Only the banking sector has been increasing wage frequently, according to Saminas Seifu, a tech entrepreneur.
“The economy is not creating middle incomers anymore because the government is unable to create decent jobs. The close to 200,000 jobs created in the manufacturing sector are the least paying. The type of FDI Ethiopia is attracting tells Ethiopia has the least wage in Africa. Industries coming from China do not go to Kenya, South Africa or Tanzania because they cannot find labor with the wage they are paying in Ethiopia. On the other hand, if wage increases, it only fuels the inflation. Many self-employed people are also closing their businesses, unable to recover from the pandemic,” said Saminas.

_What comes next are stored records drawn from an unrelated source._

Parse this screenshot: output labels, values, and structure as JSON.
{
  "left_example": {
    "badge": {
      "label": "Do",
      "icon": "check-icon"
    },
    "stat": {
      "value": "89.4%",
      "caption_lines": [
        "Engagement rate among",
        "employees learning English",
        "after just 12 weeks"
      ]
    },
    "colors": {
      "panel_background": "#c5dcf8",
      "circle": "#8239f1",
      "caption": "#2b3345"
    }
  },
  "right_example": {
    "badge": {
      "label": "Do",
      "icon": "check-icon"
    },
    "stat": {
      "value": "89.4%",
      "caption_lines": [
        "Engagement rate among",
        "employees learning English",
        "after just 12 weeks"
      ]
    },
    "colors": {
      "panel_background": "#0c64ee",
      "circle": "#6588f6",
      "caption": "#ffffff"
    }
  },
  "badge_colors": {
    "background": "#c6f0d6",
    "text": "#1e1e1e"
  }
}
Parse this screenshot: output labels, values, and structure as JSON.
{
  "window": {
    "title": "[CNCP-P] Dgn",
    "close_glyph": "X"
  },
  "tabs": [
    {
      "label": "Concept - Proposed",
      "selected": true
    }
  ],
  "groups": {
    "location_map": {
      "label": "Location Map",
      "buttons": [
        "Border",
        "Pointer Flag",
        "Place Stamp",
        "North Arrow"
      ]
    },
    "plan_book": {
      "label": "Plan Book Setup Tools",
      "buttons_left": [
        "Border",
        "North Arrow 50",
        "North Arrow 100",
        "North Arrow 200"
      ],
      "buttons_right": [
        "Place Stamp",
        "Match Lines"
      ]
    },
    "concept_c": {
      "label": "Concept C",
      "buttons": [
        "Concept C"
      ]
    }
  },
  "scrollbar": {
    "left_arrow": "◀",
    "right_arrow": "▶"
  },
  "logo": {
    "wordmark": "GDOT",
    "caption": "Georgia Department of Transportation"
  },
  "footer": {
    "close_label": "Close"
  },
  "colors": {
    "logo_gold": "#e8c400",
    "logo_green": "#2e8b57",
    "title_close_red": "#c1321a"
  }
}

However, a senior researcher at the Policy Studies Institute (PSI), Kiflu Godefe (PhD) is more worried about low income than the reversal of the middle income. “The surge in inflation is seriously affecting the lower income segment. Poverty ratio fell by half to 23 percent over the past fifteen years. Most of the population, who are close to the poverty line, is now falling back to the poverty trap,” said Kiflu.
For Kiflu, the source of the inflation is unchecked money supply and political instability, which is disrupting production and transportation to the central market. Other causes include depreciation of birr and imported inflation.
The reversing capital accumulation in Ethiopia requires three fundamental solutions to improve, according to experts. The first is focusing on inflation rather than devaluing birr. Government’s devaluation effort to boost export is rather back-firing, contributing to imported inflation. Secondly, reducing money supply is critical. Each birr the central bank prints and injects into the circulation becomes Birr Four, as per the birr multiplier effect. That is because a single Birr is on average used in four transactions on a daily basis.
Currently, the amount of currency circulating outside of banks exceeded Birr 127 billion, after it fell to Birr 64 billion immediately after the demonetization in September 2020, as per data from the National Bank of Ethiopia’s (NBE). The phony money in the economy also needs to be backed with tangible productions in the real economy. Thirdly, the government needs to put an end to the ongoing war, which is disrupting production.
“Arable lands are skipping cultivation seasons due to the war. This will create production shortage in the coming harvest seasons. Plus, the waves of sanctions will further deplete the forex reserve, which will halt import. Simply, ensuring agricultural output is cutting inflation by half,” said Abdulmenan.
“We are undertaking studies to introduce minimum wages in proportion with the growing expenses under inflation. We will ensure employees’ wages at least match the inflation. We have also planned to spread urban SafetyNet schemes to 70 regional cities, which was limited to rural areas up until a year ago. The government is also providing food, uniform and exercise books for school children, apart from spending billions to subsidize basic commodities monthly, which both low and middle income households are benefiting from,” said Dejene Bekele, director of Employment and labor market at MoLSA.